I am trying to summarize results from an article for a review (available for free here, I am looking at table 3), and thus want to find Standard Errors (SE) to compute confidence intervals. The article I am looking at gives the results of a Poisson regression as Incidence Rate Ratios (IRR) (that comes from exponentiating the calculated coefficients) - and t-values, which is not what I am used to.
From my interpretation of this article, $$\mathrm{SE}=\frac{\mathrm{IRR}-1}{\mathrm{Tvalue}}.$$ After a few tests, I get reasonable confidence intervals for this - eg. when the article says the result is significant, the confidence interval does not include 1 - but am I right? Or should I derive the $\mathrm{SE}$ from $\log(\mathrm{IRR})$ instead? Or use a different formula? I am a bit out of my league here.

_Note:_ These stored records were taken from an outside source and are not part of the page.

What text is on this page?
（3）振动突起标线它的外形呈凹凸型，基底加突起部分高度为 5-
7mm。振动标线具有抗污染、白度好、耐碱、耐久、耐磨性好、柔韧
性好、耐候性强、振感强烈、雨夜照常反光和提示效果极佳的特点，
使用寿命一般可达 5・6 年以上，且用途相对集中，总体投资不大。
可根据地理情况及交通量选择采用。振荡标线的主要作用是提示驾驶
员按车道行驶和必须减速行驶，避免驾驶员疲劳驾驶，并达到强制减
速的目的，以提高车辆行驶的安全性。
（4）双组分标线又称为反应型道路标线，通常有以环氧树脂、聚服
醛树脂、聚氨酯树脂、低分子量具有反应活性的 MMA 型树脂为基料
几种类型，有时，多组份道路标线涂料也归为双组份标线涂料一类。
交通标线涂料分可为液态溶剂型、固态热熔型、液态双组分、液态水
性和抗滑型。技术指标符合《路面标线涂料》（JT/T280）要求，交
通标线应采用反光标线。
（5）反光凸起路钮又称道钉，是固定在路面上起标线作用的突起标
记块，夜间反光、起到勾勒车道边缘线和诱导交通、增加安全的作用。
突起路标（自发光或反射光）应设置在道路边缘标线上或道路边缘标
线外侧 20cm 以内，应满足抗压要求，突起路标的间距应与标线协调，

Here is an example of my calculations - for example using an IRR of $0.76$ and a t-value of $1.96$:
$$0.76 - 1 = -0.24 \implies \mathrm{SE} = \frac{-0.24}{1.96} = -0.122$$
The confidence interval is then given by: $$\exp(\log(\mathrm{IRR}) \pm 1.96 \cdot \mathrm{SE}),$$ results in: $$0.76 \left[0.60 ; 0.97\right]$$